Por: Columnista invitado EE

Reforestar no sirve de mucho

Por Sebastián F. Villamizar Santamaría

Hace unos días, en el Foro Económico Mundial, el presidente Duque se comprometió a sembrar 180 millones de árboles en lo que queda de su mandato. Eso equivale más o menos a sembrar 250.000 árboles por día.

En principio suena como una buena idea. Los árboles capturan carbono, se ven lindos, los pájaros y las ardillas van a tener casa, entre otras tantas bondades que sabemos que traen. Y si plantamos más árboles, entonces habrá más oxígeno y menos carbono y por tanto menos cambio climático.

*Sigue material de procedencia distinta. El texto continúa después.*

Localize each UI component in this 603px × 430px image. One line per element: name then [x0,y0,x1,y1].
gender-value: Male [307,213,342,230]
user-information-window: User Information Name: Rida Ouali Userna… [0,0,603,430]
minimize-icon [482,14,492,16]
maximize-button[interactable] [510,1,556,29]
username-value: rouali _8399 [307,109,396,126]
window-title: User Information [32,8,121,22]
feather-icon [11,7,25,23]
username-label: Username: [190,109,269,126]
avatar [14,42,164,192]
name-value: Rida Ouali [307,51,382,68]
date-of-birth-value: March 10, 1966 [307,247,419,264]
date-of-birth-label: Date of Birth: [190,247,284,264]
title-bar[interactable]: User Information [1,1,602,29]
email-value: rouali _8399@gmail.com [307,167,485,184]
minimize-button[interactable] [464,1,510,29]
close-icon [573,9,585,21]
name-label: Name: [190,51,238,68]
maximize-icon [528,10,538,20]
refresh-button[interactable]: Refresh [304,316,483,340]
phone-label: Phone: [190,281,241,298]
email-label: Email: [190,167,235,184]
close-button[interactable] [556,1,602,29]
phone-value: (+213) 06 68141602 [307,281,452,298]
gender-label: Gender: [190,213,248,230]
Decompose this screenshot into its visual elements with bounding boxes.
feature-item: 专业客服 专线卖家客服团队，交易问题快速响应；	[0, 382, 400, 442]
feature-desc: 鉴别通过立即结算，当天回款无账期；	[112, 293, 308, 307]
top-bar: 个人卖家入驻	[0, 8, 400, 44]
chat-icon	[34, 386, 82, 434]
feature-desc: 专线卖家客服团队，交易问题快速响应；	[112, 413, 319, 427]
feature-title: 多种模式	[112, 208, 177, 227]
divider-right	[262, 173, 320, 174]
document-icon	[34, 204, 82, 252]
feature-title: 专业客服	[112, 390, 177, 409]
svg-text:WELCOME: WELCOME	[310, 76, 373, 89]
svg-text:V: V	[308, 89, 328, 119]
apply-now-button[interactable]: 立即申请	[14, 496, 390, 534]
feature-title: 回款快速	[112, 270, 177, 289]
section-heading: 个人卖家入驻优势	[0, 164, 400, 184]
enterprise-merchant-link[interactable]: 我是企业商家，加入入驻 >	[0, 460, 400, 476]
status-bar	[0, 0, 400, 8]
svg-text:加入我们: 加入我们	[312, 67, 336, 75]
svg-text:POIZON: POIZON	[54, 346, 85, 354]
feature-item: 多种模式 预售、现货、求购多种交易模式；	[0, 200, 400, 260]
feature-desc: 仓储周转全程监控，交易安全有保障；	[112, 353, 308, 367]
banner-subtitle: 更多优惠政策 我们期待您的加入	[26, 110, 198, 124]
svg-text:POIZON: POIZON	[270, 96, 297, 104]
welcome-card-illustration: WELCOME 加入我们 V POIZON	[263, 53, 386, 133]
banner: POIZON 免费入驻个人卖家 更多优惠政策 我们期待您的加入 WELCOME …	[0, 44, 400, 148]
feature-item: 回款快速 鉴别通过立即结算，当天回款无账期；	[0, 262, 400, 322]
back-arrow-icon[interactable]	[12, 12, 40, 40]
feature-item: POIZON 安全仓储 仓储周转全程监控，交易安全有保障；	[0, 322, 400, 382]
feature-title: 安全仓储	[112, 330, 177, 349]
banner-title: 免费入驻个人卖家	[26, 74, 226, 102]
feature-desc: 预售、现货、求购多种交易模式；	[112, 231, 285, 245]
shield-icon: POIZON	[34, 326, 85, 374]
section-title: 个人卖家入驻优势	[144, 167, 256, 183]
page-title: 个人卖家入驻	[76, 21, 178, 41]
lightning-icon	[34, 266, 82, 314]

Pero la propuesta del presidente se cae no solo por problemas de ejecución sino también de objetivo. Se necesitaría plantar unos 10.000 árboles por hora para alcanzar la meta y más de 300.000 hectáreas, que seguro estarán en disputa. Desde el punto de vista técnico, que se planten estos árboles no quiere decir que sobrevivan; muchos retoños mueren porque se los comen los bichos, los pisan, etc. Y, para completar, plantar árboles no necesariamente reduce el cambio climático. Algunos ambientalistas han señalado que plantar puede ser incluso peor, como pasó con los bosques jóvenes que se incendiaron en Europa debido a la sequía.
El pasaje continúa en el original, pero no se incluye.